Changes in Internal Control over Financial Reporting
During the most recently completed fiscal quarter, there have been changes in our internal control over financial reporting (as defined in Exchange Act Rules 13a-15(f) and 15d-15(f)) that have materially affected, or are reasonably likely to materially affect, our internal control over financial reporting, as described above in our remediation efforts.

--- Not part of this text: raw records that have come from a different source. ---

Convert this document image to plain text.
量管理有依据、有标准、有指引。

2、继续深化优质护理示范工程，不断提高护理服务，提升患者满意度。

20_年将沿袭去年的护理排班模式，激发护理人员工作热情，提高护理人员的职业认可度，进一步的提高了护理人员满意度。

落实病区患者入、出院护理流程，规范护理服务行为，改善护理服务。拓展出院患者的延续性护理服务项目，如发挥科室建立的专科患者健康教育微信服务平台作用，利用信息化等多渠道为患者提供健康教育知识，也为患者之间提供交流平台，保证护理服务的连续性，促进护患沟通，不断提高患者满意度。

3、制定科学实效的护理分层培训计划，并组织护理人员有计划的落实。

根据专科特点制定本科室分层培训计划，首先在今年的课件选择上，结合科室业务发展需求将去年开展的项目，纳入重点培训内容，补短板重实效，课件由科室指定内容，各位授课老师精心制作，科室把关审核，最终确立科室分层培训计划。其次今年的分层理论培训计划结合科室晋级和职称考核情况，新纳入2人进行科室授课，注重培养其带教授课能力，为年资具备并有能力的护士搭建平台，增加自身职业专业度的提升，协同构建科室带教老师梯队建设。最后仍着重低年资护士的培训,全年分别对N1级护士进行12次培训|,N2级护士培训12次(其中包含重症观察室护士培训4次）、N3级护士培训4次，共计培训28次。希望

Inherent Limitations on Effectiveness of Controls
Management recognizes that a control system, no matter how well-conceived and operated, can provide only reasonable, not absolute, assurance that the objectives of the control system are met. Further, the design of a control system must reflect the fact that there are resource constraints, and the benefits of controls must be considered relative to their costs. Because of the inherent limitations in all control systems, no evaluation of controls can provide absolute assurance that all control issues and instances of fraud or error, if any, have been detected. These inherent limitations include the realities that judgments in decision making can be faulty, and that breakdowns can occur because of a simple error or mistake. Additionally, controls can be circumvented by the individual acts of some persons, by collusion of two or more people, or by management override of the controls. The design of any system of controls also is based in part upon certain assumptions about the likelihood of future events, and there can be no assurance that any design will succeed in achieving our stated goals under all potential future conditions; over time, controls may become inadequate because of changes in conditions, or the degree of compliance with policies or procedures may deteriorate. Because of the inherent limitations in a cost-effective control system, misstatements due to error or fraud may occur and not be detected.